The cost of borrowing for covered bond issuers dropped to 2.77 percent, down from 3.23 percent on July 26, index data show, equivalent to 145 basis points over government bonds, according to the Merrill Lynch index. The notes typically get the top credit ratings because they’re backed by mortgages or state-sector loans as well as being guaranteed by the borrower, making them a higher-yielding alternative to government securities for investors.

“Covered bond issuers are now rushing to the market as absolute yields are extremely low,” said Jose Sarafana, the Paris-based head of covered-bond strategy at Societe Generale SA. “Investors are looking for some spread pick up over government debt.”

Yields on German 10-year government are near a record low on speculation central bank policy makers will increase support for the global economy to ward off a double-dip recession.

ING Bonds

Amsterdam-based ING on Aug. 23 issued top-ranked investment-grade securities due 2015 with a spread of 91.5 basis points over German government bonds, according to data compiled by Bloomberg.

DnB NOR’s seven-year notes, ranked AAA by Standard & Poor’s, were priced at a spread of 71.9 basis points on Aug. 24. They now trade 0.9 basis points tighter at 71 basis points more than government debt, generic prices on Bloomberg show.

Sales of covered debt jumped 53 percent so far this year to 224 billion euros, compared with 146 billion euros in the same period last year.

Austrian lenders Bawag PSK Bank and Erste Group Bank AG also tapped the market this week, while Bradford, England-based lender Yorkshire Building Society is meeting with covered bond investors starting Aug. 30, according to a banker with knowledge of the roadshow.

“If the market environment remains firm, then covered bond sales should be steady for the rest of the year with banks in focus as they’re looking to refinance,” said SocGen’s Sarafana.

Peripheral Debt

Banco Espanol de Credito SA, a retail-banking unit of Spain’s Banco Santander SA, yesterday tested investor appetite for so-called peripheral market debt.

The Madrid-based lender raised 600 million euros of five- year covered notes priced to yield 190 basis points more than the benchmark midswap rate, or 234.8 basis points more than government bonds. The bank paid a spread of 71.3 basis points more than state debt when it issued 1.25 billion euros of 3 1/2- year covered bonds in September 2009, Bloomberg data show.

Banks also issued senior unsecured debt this week, with Danish lender Sydbank A/S selling 1 billion euros of two-year floating-rate notes and SEB AB, the second-largest bank in the Baltic countries, raising 750 million euros from the sale of five-year bonds.

Corporate Issuance

Company bond issuance plummeted 67 percent this month to just 14 billion euros, the slowest August since 2003, according to Bloomberg data.
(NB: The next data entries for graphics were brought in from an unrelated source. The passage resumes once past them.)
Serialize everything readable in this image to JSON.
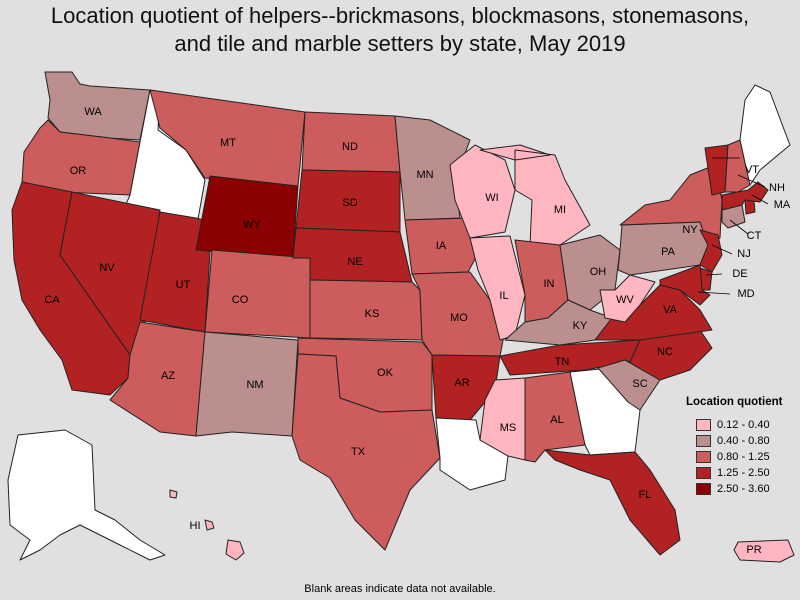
{
  "title": {
    "line1": "Location quotient of helpers--brickmasons, blockmasons, stonemasons,",
    "line2": "and tile and marble setters by state, May 2019"
  },
  "legend": {
    "title": "Location quotient",
    "items": [
      {
        "label": "0.12 - 0.40",
        "color": "#ffb6c1"
      },
      {
        "label": "0.40 - 0.80",
        "color": "#bc8f8f"
      },
      {
        "label": "0.80 - 1.25",
        "color": "#cd5c5c"
      },
      {
        "label": "1.25 - 2.50",
        "color": "#b22222"
      },
      {
        "label": "2.50 - 3.60",
        "color": "#8b0000"
      }
    ]
  },
  "no_data_color": "#ffffff",
  "footnote": "Blank areas indicate data not available.",
  "states": [
    {
      "abbr": "WA",
      "bin": 1
    },
    {
      "abbr": "OR",
      "bin": 2
    },
    {
      "abbr": "CA",
      "bin": 3
    },
    {
      "abbr": "ID",
      "bin": null
    },
    {
      "abbr": "NV",
      "bin": 3
    },
    {
      "abbr": "UT",
      "bin": 3
    },
    {
      "abbr": "AZ",
      "bin": 2
    },
    {
      "abbr": "MT",
      "bin": 2
    },
    {
      "abbr": "WY",
      "bin": 4
    },
    {
      "abbr": "CO",
      "bin": 2
    },
    {
      "abbr": "NM",
      "bin": 1
    },
    {
      "abbr": "ND",
      "bin": 2
    },
    {
      "abbr": "SD",
      "bin": 3
    },
    {
      "abbr": "NE",
      "bin": 3
    },
    {
      "abbr": "KS",
      "bin": 2
    },
    {
      "abbr": "OK",
      "bin": 2
    },
    {
      "abbr": "TX",
      "bin": 2
    },
    {
      "abbr": "MN",
      "bin": 1
    },
    {
      "abbr": "IA",
      "bin": 2
    },
    {
      "abbr": "MO",
      "bin": 2
    },
    {
      "abbr": "AR",
      "bin": 3
    },
    {
      "abbr": "LA",
      "bin": null
    },
    {
      "abbr": "WI",
      "bin": 0
    },
    {
      "abbr": "IL",
      "bin": 0
    },
    {
      "abbr": "MI",
      "bin": 0
    },
    {
      "abbr": "IN",
      "bin": 2
    },
    {
      "abbr": "OH",
      "bin": 1
    },
    {
      "abbr": "KY",
      "bin": 1
    },
    {
      "abbr": "TN",
      "bin": 3
    },
    {
      "abbr": "MS",
      "bin": 0
    },
    {
      "abbr": "AL",
      "bin": 2
    },
    {
      "abbr": "GA",
      "bin": null
    },
    {
      "abbr": "FL",
      "bin": 3
    },
    {
      "abbr": "SC",
      "bin": 1
    },
    {
      "abbr": "NC",
      "bin": 3
    },
    {
      "abbr": "VA",
      "bin": 3
    },
    {
      "abbr": "WV",
      "bin": 0
    },
    {
      "abbr": "PA",
      "bin": 1
    },
    {
      "abbr": "NY",
      "bin": 2
    },
    {
      "abbr": "NJ",
      "bin": 3
    },
    {
      "abbr": "DE",
      "bin": 3
    },
    {
      "abbr": "MD",
      "bin": 3
    },
    {
      "abbr": "CT",
      "bin": 1
    },
    {
      "abbr": "RI",
      "bin": 3
    },
    {
      "abbr": "MA",
      "bin": 3
    },
    {
      "abbr": "VT",
      "bin": 3
    },
    {
      "abbr": "NH",
      "bin": 2
    },
    {
      "abbr": "ME",
      "bin": null
    },
    {
      "abbr": "AK",
      "bin": null
    },
    {
      "abbr": "HI",
      "bin": 0
    },
    {
      "abbr": "PR",
      "bin": 0
    }
  ]
}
The only non-financial issue of the week came from Renault SA, France’s second-largest carmaker, which sold 500 million euros of two-year notes. The securities were issued through its financing unit and priced to yield 160 basis points more than midswaps, or 234.3 basis points relative to government debt.

The extra yield investors demand to hold investment-grade company bonds rose 1 basis point this week to 178, the highest spread in one month, according to Merrill Lynch index data. The index that tracks 1,728 corporate bonds tightened 26 basis points in July.

“After a substantial rally since mid July, we believe spreads are likely to pause here before beginning to tighten again in September,” Barclays Capital credit strategists, led by Matthew Leeming in London, wrote in a note to investors today. “Beyond the very short term, perhaps one to three weeks, we believe a short squeeze for bonds will materialize.”